Tunisie

Facturation électronique : 66 % des entreprises tunisiennes ne sont pas préparées, alerte la CONECT.

66 % des entreprises tunisiennes ne sont absolument pas préparées à la transition vers la facturation électronique obligatoire prévue en 2026, selon une enquête de la CONECT. 83 % des entreprises affichent une connaissance insuffisante de la réglementation, tandis que 74 % identifient le manque d’information claire comme obstacle principal à leur mise en conformité.


La CONECT lance un avertissement concernant l’instauration de la facturation électronique obligatoire prévue pour 2026, en soulignant qu’une majorité écrasante de 66 % des entreprises tunisiennes ne serait pas du tout prête pour cette transition, selon une enquête présentée lors d’une demi-journée d’information sur la Loi de Finances 2026. Cette situation expose les deux tiers des sociétés contactées à un risque immédiat de non-conformité, alors que l’extension de cette obligation aux prestations de services se rapproche.
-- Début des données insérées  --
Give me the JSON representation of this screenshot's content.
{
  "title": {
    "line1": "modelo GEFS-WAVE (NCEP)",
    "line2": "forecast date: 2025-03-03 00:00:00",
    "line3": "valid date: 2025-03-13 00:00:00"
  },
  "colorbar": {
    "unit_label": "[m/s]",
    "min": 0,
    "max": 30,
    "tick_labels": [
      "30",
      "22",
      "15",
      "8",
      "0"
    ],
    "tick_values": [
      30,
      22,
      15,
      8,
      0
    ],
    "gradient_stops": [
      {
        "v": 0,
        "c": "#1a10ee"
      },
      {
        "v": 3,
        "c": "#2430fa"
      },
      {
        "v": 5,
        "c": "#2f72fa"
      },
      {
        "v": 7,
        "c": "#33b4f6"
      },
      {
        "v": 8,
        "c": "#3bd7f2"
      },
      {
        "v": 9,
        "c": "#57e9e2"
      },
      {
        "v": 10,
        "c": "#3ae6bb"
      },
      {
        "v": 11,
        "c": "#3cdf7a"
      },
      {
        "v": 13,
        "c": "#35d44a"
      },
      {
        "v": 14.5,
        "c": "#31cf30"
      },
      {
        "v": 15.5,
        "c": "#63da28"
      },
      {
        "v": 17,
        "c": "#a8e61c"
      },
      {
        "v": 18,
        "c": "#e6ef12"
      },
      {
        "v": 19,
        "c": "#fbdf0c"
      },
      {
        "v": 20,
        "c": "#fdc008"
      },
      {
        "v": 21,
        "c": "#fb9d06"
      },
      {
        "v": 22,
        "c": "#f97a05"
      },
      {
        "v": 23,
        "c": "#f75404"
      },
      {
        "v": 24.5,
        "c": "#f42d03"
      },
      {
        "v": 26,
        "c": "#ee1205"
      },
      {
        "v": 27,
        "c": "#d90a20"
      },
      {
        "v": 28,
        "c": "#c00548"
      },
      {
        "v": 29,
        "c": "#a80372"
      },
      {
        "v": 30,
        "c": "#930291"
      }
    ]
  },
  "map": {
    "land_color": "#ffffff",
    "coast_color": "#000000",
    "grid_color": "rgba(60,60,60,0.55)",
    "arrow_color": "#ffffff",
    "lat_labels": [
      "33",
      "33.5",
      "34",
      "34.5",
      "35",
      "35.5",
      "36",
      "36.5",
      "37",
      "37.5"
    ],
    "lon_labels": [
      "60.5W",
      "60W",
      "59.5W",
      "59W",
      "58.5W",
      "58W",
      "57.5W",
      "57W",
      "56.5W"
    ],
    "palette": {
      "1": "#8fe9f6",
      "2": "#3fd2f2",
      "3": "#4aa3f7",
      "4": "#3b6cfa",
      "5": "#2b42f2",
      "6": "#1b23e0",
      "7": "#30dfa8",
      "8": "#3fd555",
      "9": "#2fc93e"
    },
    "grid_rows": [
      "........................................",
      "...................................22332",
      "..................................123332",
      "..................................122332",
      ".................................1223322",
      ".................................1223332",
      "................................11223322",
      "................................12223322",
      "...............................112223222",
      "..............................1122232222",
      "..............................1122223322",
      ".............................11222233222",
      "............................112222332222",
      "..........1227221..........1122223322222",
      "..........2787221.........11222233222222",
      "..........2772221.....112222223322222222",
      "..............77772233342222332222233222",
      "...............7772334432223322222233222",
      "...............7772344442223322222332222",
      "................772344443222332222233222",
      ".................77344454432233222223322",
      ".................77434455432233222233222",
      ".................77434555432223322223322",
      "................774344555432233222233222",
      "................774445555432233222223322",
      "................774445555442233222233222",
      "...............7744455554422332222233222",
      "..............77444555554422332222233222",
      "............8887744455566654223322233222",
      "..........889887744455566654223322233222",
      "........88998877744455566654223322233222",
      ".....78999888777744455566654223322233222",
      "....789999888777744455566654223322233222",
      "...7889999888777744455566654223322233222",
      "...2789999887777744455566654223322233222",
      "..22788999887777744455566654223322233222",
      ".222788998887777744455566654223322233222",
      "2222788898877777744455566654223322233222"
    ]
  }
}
Les résultats de l’enquête conduite par la Confédération des Entreprises Citoyennes de Tunisie révèlent un état de préparation alarmant du tissu économique tunisien. L’étude indique que 83 % des entreprises démontrent une connaissance insuffisante de la réglementation, tandis que 74 % citent le manque d’information claire comme principal obstacle à leur mise en conformité. Plus préoccupant encore, 67 % des sociétés anticipent des répercussions critiques ou significatives sur leur activité, avec des conséquences potentielles allant jusqu’à la suspension d’activité ou des sanctions financières sévères.

La dimension comparative internationale abordée lors de cette rencontre révèle une réalité que les autorités tunisiennes semblent avoir négligée. Les cas du Brésil, qui a consacré dix ans à l’implémentation de sa réforme, de l’Italie avec quatorze ans de préparation, de la France qui a reporté son calendrier à trois reprises, et du Maroc qui prévoit un déploiement progressif sur trois ans illustrent qu’aucun pays comparable n’a réussi à généraliser la facturation électronique sans rencontrer des problèmes majeurs.

Dans ce contexte critique, la Confédération propose cinq axes de recommandations aux autorités compétentes tout en réaffirmant son engagement en faveur de la modernisation du cadre fiscal tunisien et d’une plus grande transparence. La CONECT souligne toutefois qu’une réforme, quelle que soit sa légitimité, risque d’échouer si elle n’est pas correctement préparée et mise en œuvre de manière brutale.

Les recommandations de l’organisation patronale se concentrent sur des mesures concrètes pour éviter un choc économique sévère. La première consiste à instaurer un moratoire immédiat de six mois sur les sanctions, permettant ainsi aux entreprises de se conformer sans crainte de pénalités immédiates. La CONECT plaide également pour un accompagnement massif et structuré des petites et moyennes entreprises, qui forment l’essentiel du tissu économique tunisien et sont les plus vulnérables face à cette transformation numérique.

Le soutien à l’infrastructure technique constitue le troisième axe des recommandations, la Confédération notant que la mise en place efficace de la facturation électronique nécessite des systèmes informatiques robustes et fiables. Le quatrième axe concerne l’équité fiscale, la CONECT appelant à un déploiement progressif et proportionné aux capacités et à la taille des entreprises afin de ne pas pénaliser davantage les plus petites structures. Enfin, l’organisation patronale recommande l’établissement d’un système de gouvernance partenariale ainsi qu’une évaluation continue des réformes fiscales en général et de la facturation électronique en particulier.